In recent years, many of these bands have been recording and touring again. Der Plan, Die Krupps and DAF remain sporadically active, still exploring the experimental fringes of rock, still making music on their own terms. "Our aim was always to become successful," says Robert Görl, "but in an underground way. We wanted to get famous in a weird way!"

FULLY AUTOMATED LUXURY COMMUNISM

The Man Machine at forty

Released forty years ago this month, The Man Machine is Kraftwerk's most fully realised pop-art statement, a succinct and melodious roadmap for the 1980s synth-pop boom. With Karl Bartos sharing full songwriter credit for the first time alongside Hütter and Schneider, it features the timeless techno-utopian anthem The Robots, droll satirical vignettes like future UK chart-topper The Model, and the sublimely romantic ballad Neon Lights, later covered by OMD and U2. The Man Machine is also Kraftwerk's most disco-era creation, nodding to Giorgio Moroder's Euro-disco throb on the rippling, gleaming synthscapes Spacelab and Metropolis.

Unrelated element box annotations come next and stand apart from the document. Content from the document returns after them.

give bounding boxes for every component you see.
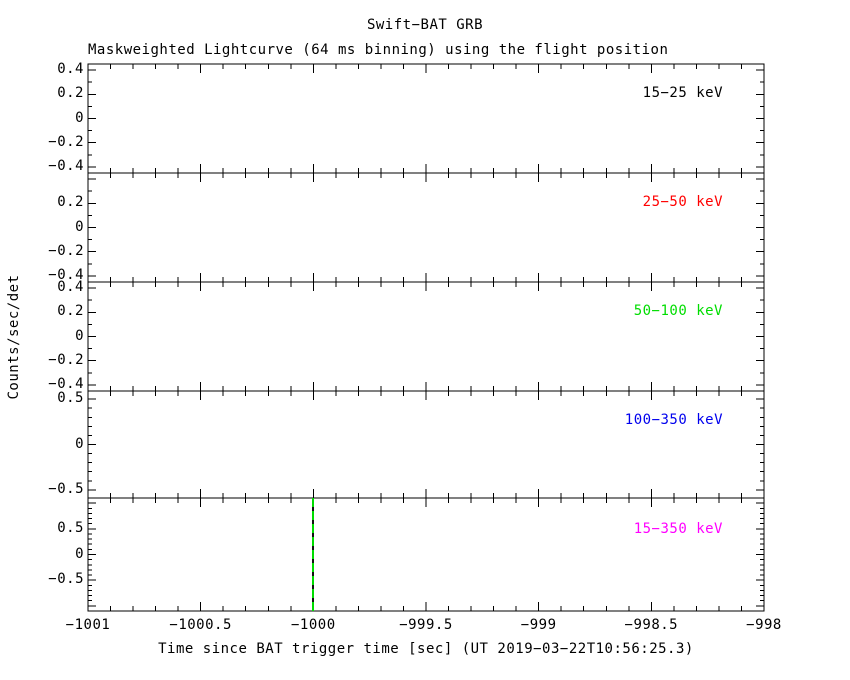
panel-0 [87,63,765,174]
y-tick-label: 0.2 [57,85,84,102]
y-tick-label: −0.2 [48,242,84,259]
panel-3 [87,390,765,499]
y-tick-label: −0.2 [48,133,84,150]
x-tick-label: −999 [520,617,557,633]
y-tick-label: −0.4 [48,375,84,392]
x-tick-label: −1000 [291,617,336,633]
y-tick-label: 0.4 [57,279,84,296]
band-label-100-350-kev: 100−350 keV [624,412,723,428]
y-tick-label: 0 [75,218,84,235]
y-tick-label: 0 [75,435,84,452]
y-tick-label: 0.5 [57,390,84,407]
y-tick-label: −0.2 [48,351,84,368]
x-tick-label: −1000.5 [169,617,232,633]
y-tick-label: −0.5 [48,571,84,588]
band-label-15-350-kev: 15−350 keV [633,521,723,537]
y-tick-label: 0.2 [57,194,84,211]
y-tick-label: −0.4 [48,157,84,174]
y-tick-label: 0 [75,327,84,344]
panel-1 [87,172,765,283]
band-label-50-100-kev: 50−100 keV [633,303,723,319]
plot-subtitle: Maskweighted Lightcurve (64 ms binning) … [88,42,669,58]
x-tick-label: −999.5 [399,617,453,633]
x-tick-label: −1001 [65,617,111,633]
y-tick-label: −0.4 [48,266,84,283]
page-title: Swift−BAT GRB [366,17,484,33]
y-axis-title: Counts/sec/det [6,274,22,400]
panel-2 [87,281,765,392]
panel-4 [87,497,765,612]
band-label-25-50-kev: 25−50 keV [642,194,723,210]
x-tick-label: −998 [746,617,782,633]
y-tick-label: 0 [75,545,84,562]
y-tick-label: 0 [75,109,84,126]
y-tick-label: 0.5 [57,519,84,536]
y-tick-label: −0.5 [48,480,84,497]
y-tick-label: 0.2 [57,303,84,320]
y-tick-label: 0.4 [57,61,84,78]
x-tick-label: −998.5 [624,617,679,633]
band-label-15-25-kev: 15−25 keV [642,85,723,101]
x-axis-title: Time since BAT trigger time [sec] (UT 20… [158,641,694,657]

The silky production was partly engineered by Leanard Jackson, renowned for his work with Rose Royce, Smokey Robinson and George Clinton. Featuring the four band-members in matching militaristic red shirts, Karl Klefisch's striking sleeve artwork references both the Soviet Russian graphic artist El Lissitzky and the androgynous high camp of the Weimar era. Life is a cabaret, old chum.

BEUYS KEEP SWINGING

Five key albums that shaped the Düsseldorf new wave

MICHAEL ROTHER Sterntaler (Sky) - Having left Düsseldorf for the pastoral haven of Forst, Rother's second solo album radiates a kind of soul-soothing bucolic beauty. Featuring Can drummer Jaki Liebezeit and legendary krautrock producer Conny Plank, Sterntaler blendsHawaiian guitar and sparse percussion with increasingly prominent electronic elements.

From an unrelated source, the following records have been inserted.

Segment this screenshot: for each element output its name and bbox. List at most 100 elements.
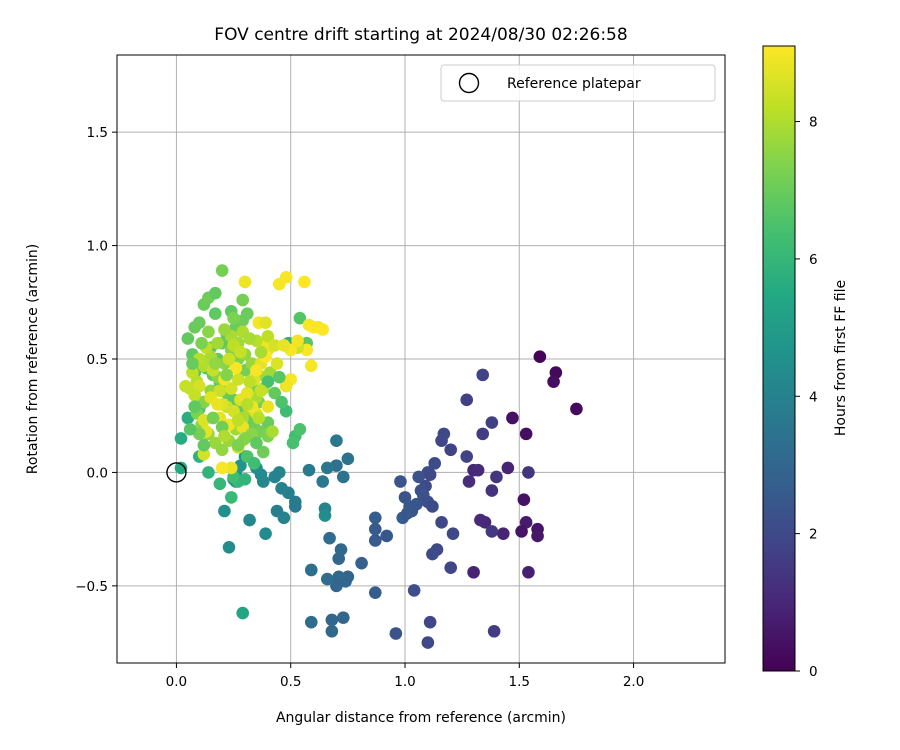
scatter-point: [501, 461, 515, 475]
scatter-point: [215, 461, 229, 475]
scatter-point: [213, 477, 227, 491]
x-tick-label: 1.0: [394, 674, 415, 690]
scatter-point: [275, 482, 288, 495]
scatter-point: [247, 457, 261, 470]
scatter-point: [238, 472, 252, 486]
scatter-point: [380, 529, 394, 543]
scatter-point: [368, 586, 382, 599]
scatter-point: [220, 368, 234, 382]
scatter-point: [291, 334, 304, 348]
scatter-point: [547, 375, 560, 388]
scatter-point: [181, 332, 195, 345]
scatter-point: [243, 375, 256, 388]
x-tick-label: 0.5: [280, 674, 301, 690]
legend: Reference platepar: [440, 64, 716, 102]
y-axis-ticks: −0.5 0.0 0.5 1.0 1.5: [75, 125, 117, 595]
scatter-point: [288, 500, 302, 513]
scatter-point: [218, 323, 231, 336]
y-tick-label: 1.5: [87, 125, 108, 141]
scatter-point: [224, 491, 238, 504]
scatter-point: [389, 627, 403, 640]
scatter-point: [192, 316, 206, 330]
scatter-point: [570, 402, 583, 416]
scatter-point: [368, 511, 382, 525]
scatter-point: [197, 447, 211, 461]
scatter-point: [195, 336, 208, 350]
scatter-point: [533, 350, 547, 364]
scatter-point: [435, 516, 448, 529]
scatter-point: [188, 400, 202, 413]
scatter-point: [202, 325, 215, 339]
scatter-point: [410, 497, 423, 511]
scatter-point: [236, 293, 250, 307]
scatter-point: [286, 436, 300, 450]
scatter-point: [268, 470, 282, 484]
scatter-point: [474, 513, 487, 527]
scatter-point: [336, 470, 350, 484]
scatter-point: [236, 606, 250, 620]
scatter-point: [254, 345, 268, 359]
scatter-point: [179, 379, 192, 393]
scatter-point: [211, 398, 224, 411]
colorbar-gradient: [762, 45, 796, 672]
scatter-point: [261, 330, 275, 343]
x-axis-label: Angular distance from reference (arcmin): [276, 710, 566, 726]
scatter-point: [268, 386, 282, 400]
scatter-point: [320, 461, 334, 475]
scatter-point: [423, 468, 437, 482]
scatter-point: [316, 475, 330, 488]
scatter-point: [272, 370, 286, 384]
scatter-point: [206, 411, 220, 425]
scatter-point: [304, 563, 318, 577]
scatter-point: [400, 506, 414, 520]
colorbar-tick-label: 2: [809, 527, 818, 543]
scatter-point: [394, 475, 407, 488]
scatter-point: [215, 443, 229, 457]
scatter-point: [519, 427, 533, 441]
scatter-point: [188, 388, 202, 402]
colorbar-tick-label: 0: [809, 664, 818, 680]
scatter-point: [476, 368, 490, 382]
scatter-point: [320, 572, 334, 586]
scatter-point: [211, 336, 224, 350]
colorbar-label: Hours from first FF file: [833, 280, 849, 436]
scatter-point: [208, 357, 222, 370]
scatter-point: [476, 427, 490, 441]
scatter-point: [487, 624, 501, 638]
scatter-point: [227, 311, 240, 325]
scatter-point: [323, 531, 336, 545]
scatter-point: [186, 357, 199, 370]
scatter-point: [368, 534, 382, 547]
scatter-point: [304, 359, 318, 373]
y-tick-label: 0.5: [87, 352, 108, 368]
colorbar: 0 2 4 6 8 Hours from first FF file: [762, 45, 849, 680]
scatter-point: [522, 466, 535, 479]
scatter-point: [243, 513, 256, 527]
scatter-point: [275, 395, 288, 409]
scatter-point: [174, 432, 188, 445]
scatter-point: [485, 416, 499, 429]
scatter-point: [197, 438, 211, 452]
scatter-point: [460, 393, 474, 407]
scatter-point: [426, 547, 439, 561]
legend-entry: Reference platepar: [507, 76, 641, 92]
scatter-point: [243, 332, 256, 345]
scatter-point: [325, 613, 339, 627]
scatter-point: [268, 339, 282, 352]
y-axis-label: Rotation from reference (arcmin): [25, 244, 41, 474]
colorbar-tick-label: 8: [809, 115, 818, 131]
scatter-point: [325, 624, 339, 638]
scatter-point: [437, 427, 451, 441]
scatter-point: [496, 527, 510, 540]
scatter-point: [224, 382, 238, 395]
scatter-point: [462, 475, 476, 488]
scatter-point: [208, 307, 222, 320]
scatter-point: [261, 375, 275, 388]
scatter-point: [240, 398, 254, 411]
scatter-point: [423, 615, 437, 629]
scatter-point: [293, 423, 307, 436]
scatter-point: [293, 311, 307, 325]
scatter-point: [261, 400, 275, 413]
scatter-point: [259, 527, 272, 540]
scatter-point: [330, 434, 343, 447]
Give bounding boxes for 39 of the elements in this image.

LA DÜSSELDORF Viva (Radar) - Klaus Dinger's post-Neu! grab for left-field pop fame found its most lusty expression on this modest commercial hit, with its Eno-ish shimmers, punky chants, fuzzy guitars and fizzing synthesisers. David Bowie called La Düsseldorf "the soundtrack of the '80s".

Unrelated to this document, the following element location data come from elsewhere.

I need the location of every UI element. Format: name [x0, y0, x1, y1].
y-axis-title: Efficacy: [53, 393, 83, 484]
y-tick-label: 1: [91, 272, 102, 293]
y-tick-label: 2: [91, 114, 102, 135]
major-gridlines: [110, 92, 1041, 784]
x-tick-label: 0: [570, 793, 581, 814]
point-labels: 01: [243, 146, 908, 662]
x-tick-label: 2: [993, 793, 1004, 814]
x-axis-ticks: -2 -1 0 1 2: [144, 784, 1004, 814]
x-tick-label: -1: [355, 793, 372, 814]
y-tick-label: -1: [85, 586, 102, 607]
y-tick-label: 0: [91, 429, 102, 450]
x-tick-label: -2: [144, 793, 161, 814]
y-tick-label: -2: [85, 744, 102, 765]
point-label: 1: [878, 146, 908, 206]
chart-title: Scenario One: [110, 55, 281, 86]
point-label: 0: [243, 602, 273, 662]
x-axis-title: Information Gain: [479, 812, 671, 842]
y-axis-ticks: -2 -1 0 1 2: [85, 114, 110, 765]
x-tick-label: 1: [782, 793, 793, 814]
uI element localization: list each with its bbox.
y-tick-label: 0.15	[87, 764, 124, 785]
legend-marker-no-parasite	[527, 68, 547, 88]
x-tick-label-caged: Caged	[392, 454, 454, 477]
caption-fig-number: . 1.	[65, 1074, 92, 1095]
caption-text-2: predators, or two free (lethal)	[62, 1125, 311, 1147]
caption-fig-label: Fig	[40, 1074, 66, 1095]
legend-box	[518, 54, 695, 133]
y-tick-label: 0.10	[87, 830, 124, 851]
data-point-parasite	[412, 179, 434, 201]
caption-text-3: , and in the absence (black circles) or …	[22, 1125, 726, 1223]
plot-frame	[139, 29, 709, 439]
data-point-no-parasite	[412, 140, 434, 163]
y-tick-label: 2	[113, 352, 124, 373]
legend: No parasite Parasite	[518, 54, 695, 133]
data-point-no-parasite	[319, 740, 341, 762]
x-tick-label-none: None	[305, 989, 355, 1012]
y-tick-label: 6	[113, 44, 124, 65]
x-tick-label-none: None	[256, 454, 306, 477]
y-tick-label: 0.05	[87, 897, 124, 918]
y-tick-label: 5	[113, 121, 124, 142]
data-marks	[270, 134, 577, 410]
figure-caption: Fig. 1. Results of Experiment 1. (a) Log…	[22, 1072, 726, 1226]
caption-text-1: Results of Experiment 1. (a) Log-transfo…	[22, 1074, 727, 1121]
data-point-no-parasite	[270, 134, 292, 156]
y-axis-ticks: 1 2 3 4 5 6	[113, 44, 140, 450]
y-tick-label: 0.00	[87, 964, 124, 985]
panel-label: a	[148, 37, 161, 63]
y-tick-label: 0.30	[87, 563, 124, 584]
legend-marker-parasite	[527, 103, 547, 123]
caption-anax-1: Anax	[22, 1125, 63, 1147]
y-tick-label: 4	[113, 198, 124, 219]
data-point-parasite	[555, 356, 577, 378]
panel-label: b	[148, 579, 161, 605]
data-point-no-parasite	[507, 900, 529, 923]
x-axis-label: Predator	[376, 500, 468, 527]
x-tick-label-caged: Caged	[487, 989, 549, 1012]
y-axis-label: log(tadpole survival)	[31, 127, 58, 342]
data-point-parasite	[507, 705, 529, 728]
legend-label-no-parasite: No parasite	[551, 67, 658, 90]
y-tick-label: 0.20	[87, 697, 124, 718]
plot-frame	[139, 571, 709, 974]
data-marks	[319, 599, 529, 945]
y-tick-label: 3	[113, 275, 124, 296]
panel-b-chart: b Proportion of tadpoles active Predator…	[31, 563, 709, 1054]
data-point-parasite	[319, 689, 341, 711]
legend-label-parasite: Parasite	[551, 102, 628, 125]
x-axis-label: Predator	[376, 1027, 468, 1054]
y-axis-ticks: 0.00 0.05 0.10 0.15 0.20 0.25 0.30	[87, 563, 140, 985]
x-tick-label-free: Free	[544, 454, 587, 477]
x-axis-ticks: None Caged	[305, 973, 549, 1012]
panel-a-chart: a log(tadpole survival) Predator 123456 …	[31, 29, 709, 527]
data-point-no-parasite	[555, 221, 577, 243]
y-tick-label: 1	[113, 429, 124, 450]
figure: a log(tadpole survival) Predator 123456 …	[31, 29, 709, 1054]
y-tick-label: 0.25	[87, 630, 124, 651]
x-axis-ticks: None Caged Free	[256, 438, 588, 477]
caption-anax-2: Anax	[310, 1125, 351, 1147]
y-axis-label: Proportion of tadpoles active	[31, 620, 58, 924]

RIECHMANN Wunderbar (Sky) - A Düsseldorf scene veteran who once played with both Wolfgang Flür and Michael Rother, Wolfgang Riechmann delved into synth-pop futurism on his first solo LP, a stylish electronic affair that predicts much of the New Romantic movement. Tragically, he was killed in a random knife attack before its release.

DAF Ein Produkt Der Deutsch-Amerikanischen Freundschaft (Warning/Ata Tak) - The volatile original four-piece incarnation of DAF recorded their self-released debut after singer Gabi Delgado temporarily quit the band. A fast-paced pile-up of metal-bashing instrumentals, all untitled, it called time on krautrock and signalled the exhilarating birth of German industrial electro-punk.

PYROLATOR Inland (Warning/Ata Tak) - Leaving DAF after just one album,Kurt Dahlke launched his solo Pyrolator alias with this uncompromising collection of ear-scraping synthscapes, found sounds and horror-movie gloomtronica. Four decades later, it still crackles with chilling sonic unease.